En 1985, les deux compères enregistrent une démo nommée "My Melody" dans le studio de Marley Marl, ingénieur et colocataire d'Eric B. La démo arrive aux oreilles de Russel Simons, producteur de l'époque, qui les signe pour un album début 1987.
En une semaine, Paid in Full voit le jour grâce à l'ingénieur Patrick Adams, à coups de sessions de 48 heures d'affilés, de one takes à la pelle, et d'une performance magistal d'un Rakim de 19 ans, habitué à tester ses rimes dans les block parties de son quartier.
L'album capture l'énergie de son époque, tout est fait à l'arrache, presque en live, avec peu de moyens.
Erik.B sample dans la funk des boucles qui tiennent seules, il les superpose en plusieurs couches et crée des productions jamais vues à l'époque. Il ajoute par-dessus des scratchs abrasifs, comme des déchirements de vinyle, tel un enfant qui teste des platines pour la première fois.
Rakim, quant à lui, délivre ce qu'il sait faire de mieux. Étant saxophoniste, il modèle son flow sur son flow sur ces inspirations de jazz.
Ses rimes s'écoulent d'un vers à l'autre sans jamais forcer. Il place des rimes internes et augmente le nombre de syllabes qui riment simultanément. Il invente le multi-syllabique, un rap fait pour ceux qui tendent l'oreille, ont il partage la paternité avec un certain Kool G. Rap.

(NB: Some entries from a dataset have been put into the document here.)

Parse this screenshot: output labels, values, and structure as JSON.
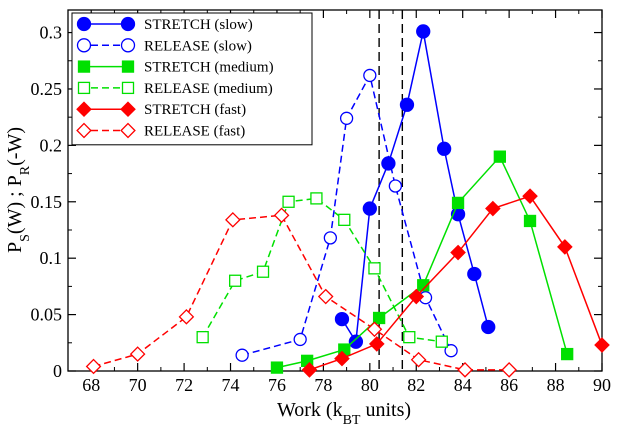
{
  "chart_data": {
    "type": "line",
    "xlabel": "Work (k_BT units)",
    "ylabel": "P_S(W) ; P_R(-W)",
    "xlim": [
      67,
      90
    ],
    "ylim": [
      0,
      0.32
    ],
    "xticks": [
      68,
      70,
      72,
      74,
      76,
      78,
      80,
      82,
      84,
      86,
      88,
      90
    ],
    "yticks": [
      0,
      0.05,
      0.1,
      0.15,
      0.2,
      0.25,
      0.3
    ],
    "ytick_labels": [
      "0",
      "0.05",
      "0.1",
      "0.15",
      "0.2",
      "0.25",
      "0.3"
    ],
    "vlines": [
      80.4,
      81.4
    ],
    "legend_position": "top-left",
    "grid": false,
    "series": [
      {
        "name": "STRETCH (slow)",
        "color": "#0000ff",
        "marker": "circle",
        "filled": true,
        "dashed": false,
        "x": [
          78.8,
          79.4,
          80.0,
          80.8,
          81.6,
          82.3,
          83.2,
          83.8,
          84.5,
          85.1
        ],
        "y": [
          0.046,
          0.026,
          0.144,
          0.184,
          0.236,
          0.301,
          0.197,
          0.139,
          0.086,
          0.039
        ]
      },
      {
        "name": "RELEASE (slow)",
        "color": "#0000ff",
        "marker": "circle",
        "filled": false,
        "dashed": true,
        "x": [
          74.5,
          77.0,
          78.3,
          79.0,
          80.0,
          81.1,
          82.4,
          83.5
        ],
        "y": [
          0.014,
          0.028,
          0.118,
          0.224,
          0.262,
          0.164,
          0.065,
          0.018
        ]
      },
      {
        "name": "STRETCH (medium)",
        "color": "#00e000",
        "marker": "square",
        "filled": true,
        "dashed": false,
        "x": [
          76.0,
          77.3,
          78.9,
          80.4,
          82.3,
          83.8,
          85.6,
          86.9,
          88.5
        ],
        "y": [
          0.003,
          0.009,
          0.019,
          0.047,
          0.076,
          0.149,
          0.19,
          0.133,
          0.015
        ]
      },
      {
        "name": "RELEASE (medium)",
        "color": "#00e000",
        "marker": "square",
        "filled": false,
        "dashed": true,
        "x": [
          72.8,
          74.2,
          75.4,
          76.5,
          77.7,
          78.9,
          80.2,
          81.7,
          83.1
        ],
        "y": [
          0.03,
          0.08,
          0.088,
          0.15,
          0.153,
          0.134,
          0.091,
          0.03,
          0.026
        ]
      },
      {
        "name": "STRETCH (fast)",
        "color": "#ff0000",
        "marker": "diamond",
        "filled": true,
        "dashed": false,
        "x": [
          77.4,
          78.8,
          80.3,
          82.0,
          83.8,
          85.3,
          86.9,
          88.4,
          90.0
        ],
        "y": [
          0.001,
          0.011,
          0.024,
          0.066,
          0.105,
          0.144,
          0.155,
          0.11,
          0.023
        ]
      },
      {
        "name": "RELEASE (fast)",
        "color": "#ff0000",
        "marker": "diamond",
        "filled": false,
        "dashed": true,
        "x": [
          68.1,
          70.0,
          72.1,
          74.1,
          76.2,
          78.1,
          80.2,
          82.1,
          84.1,
          86.0
        ],
        "y": [
          0.004,
          0.015,
          0.048,
          0.134,
          0.138,
          0.066,
          0.037,
          0.01,
          0.001,
          0.001
        ]
      }
    ]
  }
}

Si les textes de Paid in Full, sur le papier, ne racontent pas grand chose, et les productions ont mal vieillies : ce qui transforme tout, c'est l'aspect brut de l'album, sans production, sans filet.
Dix morceaux construits comme des démonstrations de maîtrise, où la forme dépasse le fond. C'est cette immédiateté qui est adulée par tous, et qui place cet album comme une référence ultime qui résonne encore aujourd'hui.